Resenha: Todo Dia de David Levithan

 

"Acordo. Imediatamente preciso descobrir quem sou. Não se trata apenas do corpo - de abrir os olhos e ver se a pele é clara ou escura, se meu cabelo é comprido ou curto, se sou gordo ou magro, garoto ou garota, se tenho ou não cicatrizes. O corpo é a coisa mais fácil à qual se ajustar quando se está acostumado a acordar em um corpo novo todas as manhãs. É a vida, o contexto do corpo, que pode ser difícil de entender."

A história conta a vida de A um ser humano, simples assim, sem gênero para defini-lo. A cada dia A acorda em um novo corpo, todos na faixa dos dezesseis anos e essa é a única especificação, pode ser uma menina, menino, gordo, magro, rico, podre, negro, branco, não importa. Ele não possui uma família, nome, amigos, nada que possa guardar para a vida toda! Por todas as vidas que passa procura não estabelecer relações ou mudar o curso escolhido pelo dono do corpo, para ele (ou ela) é mais facil dessa maneira, até que ele se apaixona por uma garota que faz suas vidas virarem de cabeça para baixo. Como é possível manter uma relação sem saber ao menos como e onde você irá acordar no dia seguinte?

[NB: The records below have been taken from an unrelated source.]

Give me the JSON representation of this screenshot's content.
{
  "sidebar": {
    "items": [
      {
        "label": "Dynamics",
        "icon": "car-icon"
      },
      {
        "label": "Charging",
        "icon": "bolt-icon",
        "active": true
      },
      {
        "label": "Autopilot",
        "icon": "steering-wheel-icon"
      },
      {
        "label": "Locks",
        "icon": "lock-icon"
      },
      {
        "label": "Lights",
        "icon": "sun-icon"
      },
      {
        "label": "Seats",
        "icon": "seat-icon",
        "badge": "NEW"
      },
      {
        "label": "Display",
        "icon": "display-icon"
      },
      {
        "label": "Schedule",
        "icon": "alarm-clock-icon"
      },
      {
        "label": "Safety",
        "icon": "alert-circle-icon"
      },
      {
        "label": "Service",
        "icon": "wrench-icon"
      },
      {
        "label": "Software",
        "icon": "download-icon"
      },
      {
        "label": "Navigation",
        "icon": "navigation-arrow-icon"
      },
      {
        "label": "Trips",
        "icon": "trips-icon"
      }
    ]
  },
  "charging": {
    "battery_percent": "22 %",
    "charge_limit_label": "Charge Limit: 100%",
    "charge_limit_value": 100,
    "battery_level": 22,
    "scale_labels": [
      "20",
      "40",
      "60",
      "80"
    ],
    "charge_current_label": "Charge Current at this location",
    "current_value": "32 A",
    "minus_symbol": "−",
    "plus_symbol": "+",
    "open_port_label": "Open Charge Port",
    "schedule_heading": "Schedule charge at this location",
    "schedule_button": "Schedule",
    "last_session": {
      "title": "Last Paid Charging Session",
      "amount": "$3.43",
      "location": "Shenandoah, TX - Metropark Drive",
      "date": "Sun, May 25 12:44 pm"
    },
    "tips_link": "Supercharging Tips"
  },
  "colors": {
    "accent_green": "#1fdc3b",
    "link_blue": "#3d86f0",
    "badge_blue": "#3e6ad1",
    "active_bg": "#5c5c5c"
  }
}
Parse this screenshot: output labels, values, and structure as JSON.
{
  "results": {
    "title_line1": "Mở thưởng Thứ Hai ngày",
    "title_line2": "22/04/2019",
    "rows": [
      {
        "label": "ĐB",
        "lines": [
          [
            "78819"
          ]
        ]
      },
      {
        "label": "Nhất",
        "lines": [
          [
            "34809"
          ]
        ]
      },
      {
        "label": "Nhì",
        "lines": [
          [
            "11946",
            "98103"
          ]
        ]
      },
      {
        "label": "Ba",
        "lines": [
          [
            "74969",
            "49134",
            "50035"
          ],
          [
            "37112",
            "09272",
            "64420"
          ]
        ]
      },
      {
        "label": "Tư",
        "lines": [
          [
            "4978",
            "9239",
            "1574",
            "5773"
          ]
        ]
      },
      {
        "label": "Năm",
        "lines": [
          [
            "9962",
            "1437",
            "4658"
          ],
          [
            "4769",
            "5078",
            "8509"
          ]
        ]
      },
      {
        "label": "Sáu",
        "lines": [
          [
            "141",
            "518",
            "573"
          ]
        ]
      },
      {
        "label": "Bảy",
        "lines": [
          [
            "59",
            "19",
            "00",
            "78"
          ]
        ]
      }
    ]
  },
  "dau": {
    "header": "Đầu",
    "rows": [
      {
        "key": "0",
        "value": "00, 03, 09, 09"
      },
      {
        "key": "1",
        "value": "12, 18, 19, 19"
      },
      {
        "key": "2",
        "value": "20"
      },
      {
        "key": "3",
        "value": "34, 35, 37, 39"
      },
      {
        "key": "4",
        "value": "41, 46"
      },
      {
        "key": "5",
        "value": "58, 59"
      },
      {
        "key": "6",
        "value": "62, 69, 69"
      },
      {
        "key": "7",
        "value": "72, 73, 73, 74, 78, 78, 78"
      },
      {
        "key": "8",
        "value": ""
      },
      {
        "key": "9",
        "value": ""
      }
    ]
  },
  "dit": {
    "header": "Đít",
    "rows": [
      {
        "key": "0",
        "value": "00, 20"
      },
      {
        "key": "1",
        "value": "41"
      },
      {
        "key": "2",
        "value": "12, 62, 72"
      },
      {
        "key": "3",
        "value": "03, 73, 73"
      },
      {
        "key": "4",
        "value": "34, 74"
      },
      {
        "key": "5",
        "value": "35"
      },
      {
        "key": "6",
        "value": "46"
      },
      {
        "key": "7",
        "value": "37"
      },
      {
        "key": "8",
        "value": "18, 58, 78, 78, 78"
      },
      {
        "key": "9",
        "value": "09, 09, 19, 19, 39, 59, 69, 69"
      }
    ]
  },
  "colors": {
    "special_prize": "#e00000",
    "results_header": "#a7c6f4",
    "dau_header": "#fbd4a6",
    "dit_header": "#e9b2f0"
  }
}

Quando ganhei esse livro no meu aniversário da minha amiga achei que ele seria apenas mais uma boa leitura, mas foi exatamente ai que eu me enganei, o livro é muito mais que um "apenas", é cheio de mensagens e reflexões importantes. A idéia principal do livro com certeza são os preconceitos e as limitações de pensamentos presentes em qualquer pessoa, mas não em "A", ele teve a oportunidade de ver muito mais que qualquer um para se prender a minúsculas diferenças (2%, de acordo com ele é essa a porcentagem que te faz diferente do próximo).

Eu me empolgo toda vez que comento sobre esse livro, porque a cada capitulo que era lido eu tinha a sensação de que algo era acrescentado em mim, e poucas coisas me fazem mais feliz do que isso. O intuito do livro é te fazer pensar sobre diversas questões presentes em nossas vidas, mas de um jeito leve e incrivelmente divertido, obviamente sem deixar o bom romance de lado. O fim foi inesperadamente lindo, mesmo tendo fugido dos "finais contos de fada", é o tipo de livro que todo mundo precisa ler em algum momento da vida (estou apaixonada, adeus).